Dringend nood aan een concreet plan om racisme en discriminatie binnen politiekorps te stoppen

Burgemeester De Wever moet dringend werk maken van de uitvoering van de aanbevelingen van Comité P om racisme en discriminatie binnen het Antwerpse politiekorps te stoppen.

Eerder deze week raakte bekend dat commissaris Jinnih Beels, jarenlang hét gezicht van de strijd tegen racisme binnen het Antwerpse politiekorps, overstapt naar de politie van Mechelen Beels liet aan verschillende collega’s weten dat de heersende cultuur binnen de politie er één is van ‘wij de politie tegen zij, de allochtonen. Het vertrek van Beels is het zoveelste bewijs dat racisme, discriminatie en etnic profiling binnen het korps nog niet verdwenen is.

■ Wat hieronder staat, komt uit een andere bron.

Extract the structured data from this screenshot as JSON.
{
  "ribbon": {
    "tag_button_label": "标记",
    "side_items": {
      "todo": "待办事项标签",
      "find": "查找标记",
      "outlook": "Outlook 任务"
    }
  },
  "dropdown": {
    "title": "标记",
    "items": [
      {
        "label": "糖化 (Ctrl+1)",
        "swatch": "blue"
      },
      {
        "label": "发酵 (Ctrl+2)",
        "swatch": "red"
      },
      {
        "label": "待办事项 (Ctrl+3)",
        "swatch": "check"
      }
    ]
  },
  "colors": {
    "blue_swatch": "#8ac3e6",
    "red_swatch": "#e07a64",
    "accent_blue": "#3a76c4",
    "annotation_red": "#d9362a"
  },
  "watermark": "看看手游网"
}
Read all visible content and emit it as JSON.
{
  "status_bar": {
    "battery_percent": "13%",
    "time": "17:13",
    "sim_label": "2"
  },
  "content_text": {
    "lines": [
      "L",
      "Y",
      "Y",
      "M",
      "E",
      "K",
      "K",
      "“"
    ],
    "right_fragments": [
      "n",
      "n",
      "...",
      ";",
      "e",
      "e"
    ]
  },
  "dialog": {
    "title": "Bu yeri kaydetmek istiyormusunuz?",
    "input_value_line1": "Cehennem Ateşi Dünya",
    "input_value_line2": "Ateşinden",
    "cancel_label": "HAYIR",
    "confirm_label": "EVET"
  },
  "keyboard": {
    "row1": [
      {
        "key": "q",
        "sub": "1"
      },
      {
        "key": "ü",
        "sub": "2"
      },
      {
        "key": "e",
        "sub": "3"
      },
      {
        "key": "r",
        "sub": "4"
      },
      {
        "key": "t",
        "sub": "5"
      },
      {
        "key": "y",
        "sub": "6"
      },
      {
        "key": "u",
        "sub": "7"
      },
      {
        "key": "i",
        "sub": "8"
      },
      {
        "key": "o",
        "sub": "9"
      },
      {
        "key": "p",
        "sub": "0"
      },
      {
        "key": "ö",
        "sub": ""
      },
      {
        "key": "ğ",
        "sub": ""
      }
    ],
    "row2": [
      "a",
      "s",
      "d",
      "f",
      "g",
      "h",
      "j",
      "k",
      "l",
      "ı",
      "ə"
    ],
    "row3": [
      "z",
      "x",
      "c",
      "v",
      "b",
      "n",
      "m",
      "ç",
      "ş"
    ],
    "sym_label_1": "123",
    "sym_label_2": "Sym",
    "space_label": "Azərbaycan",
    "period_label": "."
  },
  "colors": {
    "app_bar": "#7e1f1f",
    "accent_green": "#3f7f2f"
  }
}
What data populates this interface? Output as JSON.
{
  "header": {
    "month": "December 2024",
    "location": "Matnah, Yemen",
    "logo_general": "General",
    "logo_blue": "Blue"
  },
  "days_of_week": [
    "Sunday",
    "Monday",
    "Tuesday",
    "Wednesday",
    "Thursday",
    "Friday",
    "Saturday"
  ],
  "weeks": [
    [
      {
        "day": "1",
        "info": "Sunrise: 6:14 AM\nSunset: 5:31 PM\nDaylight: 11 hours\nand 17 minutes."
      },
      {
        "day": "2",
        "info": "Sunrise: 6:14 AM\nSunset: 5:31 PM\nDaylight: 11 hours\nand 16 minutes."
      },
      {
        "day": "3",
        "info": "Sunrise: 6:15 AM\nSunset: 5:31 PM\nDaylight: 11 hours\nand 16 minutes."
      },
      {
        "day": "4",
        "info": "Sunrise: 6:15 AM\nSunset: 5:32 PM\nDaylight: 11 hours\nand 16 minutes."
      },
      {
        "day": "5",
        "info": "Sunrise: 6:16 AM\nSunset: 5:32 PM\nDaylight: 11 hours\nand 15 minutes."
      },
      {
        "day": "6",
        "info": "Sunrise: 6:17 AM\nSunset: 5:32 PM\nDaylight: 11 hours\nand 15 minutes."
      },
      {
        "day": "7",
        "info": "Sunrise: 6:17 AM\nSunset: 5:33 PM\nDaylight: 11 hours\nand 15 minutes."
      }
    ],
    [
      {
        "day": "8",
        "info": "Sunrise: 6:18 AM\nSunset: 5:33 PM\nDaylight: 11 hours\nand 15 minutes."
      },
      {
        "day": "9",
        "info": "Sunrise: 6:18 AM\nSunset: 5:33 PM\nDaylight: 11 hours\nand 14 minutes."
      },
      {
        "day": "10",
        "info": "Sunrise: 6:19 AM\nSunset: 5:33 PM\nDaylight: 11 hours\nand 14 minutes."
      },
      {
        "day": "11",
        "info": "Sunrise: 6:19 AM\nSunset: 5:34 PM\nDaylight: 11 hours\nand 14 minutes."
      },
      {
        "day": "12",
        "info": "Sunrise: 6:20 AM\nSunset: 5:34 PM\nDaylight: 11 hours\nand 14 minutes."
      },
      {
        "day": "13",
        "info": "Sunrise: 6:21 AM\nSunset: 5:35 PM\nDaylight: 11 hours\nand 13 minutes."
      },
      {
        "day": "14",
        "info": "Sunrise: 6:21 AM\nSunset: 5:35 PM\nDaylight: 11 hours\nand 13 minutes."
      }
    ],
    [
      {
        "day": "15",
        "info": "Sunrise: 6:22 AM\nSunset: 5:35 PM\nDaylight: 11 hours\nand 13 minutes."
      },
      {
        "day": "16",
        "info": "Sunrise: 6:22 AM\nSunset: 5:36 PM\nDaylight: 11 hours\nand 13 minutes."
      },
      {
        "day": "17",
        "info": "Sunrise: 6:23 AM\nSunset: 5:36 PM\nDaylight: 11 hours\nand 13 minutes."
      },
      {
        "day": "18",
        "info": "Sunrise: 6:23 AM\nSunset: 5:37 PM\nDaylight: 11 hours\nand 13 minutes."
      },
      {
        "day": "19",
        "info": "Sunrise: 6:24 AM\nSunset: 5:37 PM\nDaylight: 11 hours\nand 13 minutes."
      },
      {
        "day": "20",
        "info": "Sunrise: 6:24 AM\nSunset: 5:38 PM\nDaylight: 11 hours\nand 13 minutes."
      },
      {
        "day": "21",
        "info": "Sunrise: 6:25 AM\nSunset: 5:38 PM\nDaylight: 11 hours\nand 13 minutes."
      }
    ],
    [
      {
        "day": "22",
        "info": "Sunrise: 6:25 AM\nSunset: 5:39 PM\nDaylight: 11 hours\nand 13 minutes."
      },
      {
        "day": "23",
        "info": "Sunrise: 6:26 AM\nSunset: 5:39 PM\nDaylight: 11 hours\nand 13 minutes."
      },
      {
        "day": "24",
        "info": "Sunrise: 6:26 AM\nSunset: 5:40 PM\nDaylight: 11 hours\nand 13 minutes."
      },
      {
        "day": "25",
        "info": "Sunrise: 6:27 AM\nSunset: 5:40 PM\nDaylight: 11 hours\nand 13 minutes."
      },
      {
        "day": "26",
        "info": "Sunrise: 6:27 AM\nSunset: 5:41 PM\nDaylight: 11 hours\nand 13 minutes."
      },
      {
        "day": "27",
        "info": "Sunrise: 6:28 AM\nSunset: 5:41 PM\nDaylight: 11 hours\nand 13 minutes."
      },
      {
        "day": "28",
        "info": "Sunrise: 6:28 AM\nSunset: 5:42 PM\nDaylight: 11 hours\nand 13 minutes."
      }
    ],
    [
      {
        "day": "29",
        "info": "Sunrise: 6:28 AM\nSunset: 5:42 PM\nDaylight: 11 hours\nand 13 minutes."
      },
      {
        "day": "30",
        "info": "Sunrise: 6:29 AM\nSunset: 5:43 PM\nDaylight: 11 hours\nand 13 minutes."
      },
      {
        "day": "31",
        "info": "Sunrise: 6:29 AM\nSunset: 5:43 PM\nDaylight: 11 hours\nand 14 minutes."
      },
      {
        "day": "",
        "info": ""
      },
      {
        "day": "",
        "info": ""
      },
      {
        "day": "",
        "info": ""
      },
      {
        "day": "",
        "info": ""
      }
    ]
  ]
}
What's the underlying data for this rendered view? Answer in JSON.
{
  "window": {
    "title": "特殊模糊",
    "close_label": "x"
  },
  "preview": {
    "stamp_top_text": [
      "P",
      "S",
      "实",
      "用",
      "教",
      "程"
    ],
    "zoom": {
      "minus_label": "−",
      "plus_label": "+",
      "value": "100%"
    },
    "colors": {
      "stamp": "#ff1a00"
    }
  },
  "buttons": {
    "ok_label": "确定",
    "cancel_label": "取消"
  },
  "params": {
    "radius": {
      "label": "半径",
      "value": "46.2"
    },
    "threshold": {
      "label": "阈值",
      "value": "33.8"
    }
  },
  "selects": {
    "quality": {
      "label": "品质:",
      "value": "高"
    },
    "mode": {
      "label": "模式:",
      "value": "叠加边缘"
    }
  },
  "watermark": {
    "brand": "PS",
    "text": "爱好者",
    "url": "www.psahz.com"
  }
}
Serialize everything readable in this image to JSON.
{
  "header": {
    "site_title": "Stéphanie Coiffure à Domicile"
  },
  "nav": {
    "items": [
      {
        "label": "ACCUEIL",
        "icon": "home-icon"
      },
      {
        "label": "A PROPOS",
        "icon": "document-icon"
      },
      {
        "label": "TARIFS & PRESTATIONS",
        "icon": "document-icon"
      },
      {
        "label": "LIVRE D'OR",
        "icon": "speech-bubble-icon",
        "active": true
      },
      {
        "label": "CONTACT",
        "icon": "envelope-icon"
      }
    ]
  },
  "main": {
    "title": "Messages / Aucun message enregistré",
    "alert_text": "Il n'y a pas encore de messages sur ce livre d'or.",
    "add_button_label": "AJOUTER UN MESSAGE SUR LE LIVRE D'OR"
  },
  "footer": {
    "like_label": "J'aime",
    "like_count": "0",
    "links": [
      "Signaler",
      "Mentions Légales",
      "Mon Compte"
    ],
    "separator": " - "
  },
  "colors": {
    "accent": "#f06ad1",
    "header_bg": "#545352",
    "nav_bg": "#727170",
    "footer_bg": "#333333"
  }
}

Burgemeester De Wever moet dringend werk maken van de uitvoering van de aanbevelingen van Comité P om racisme en discriminatie binnen het Antwerpse politiekorps te stoppen. Het ontslag van commissaris Jinnih Beels uit het Antwerpse korps bewijst dat racisme en discriminatie nog steeds gangbaar zijn. De maatregelen die zijn genomen zijn vooral window dressing en zijn onvoldoende om een mentaliteitswijziging binnen het korps teweeg te brengen.

Ondertussen worden bemiddelingsteams in de wind gezet door de harde aanpak van het snelle responsteam. Ondertussen dat er net extra moet ingezet worden in het herstellen van de vertrouwensband tussen burgers en politie.

De stad moet eindelijk werk maakt van de aanbevelingen die het Comité P dit voorjaar deed na een doorlichting van het korps. We zijn nu een half jaar verder en er is niets veranderd. Er moet een duidelijk plan van aanpak komen met duidelijke acties om racisme en discriminatie te stoppen. De kleine initiatieven die op dit ogenblik worden genomen zijn losse flodders die weinig verandering brengen. We hebben nood aan structurele maatregelen om racisme binnen het korps de kop in te drukken.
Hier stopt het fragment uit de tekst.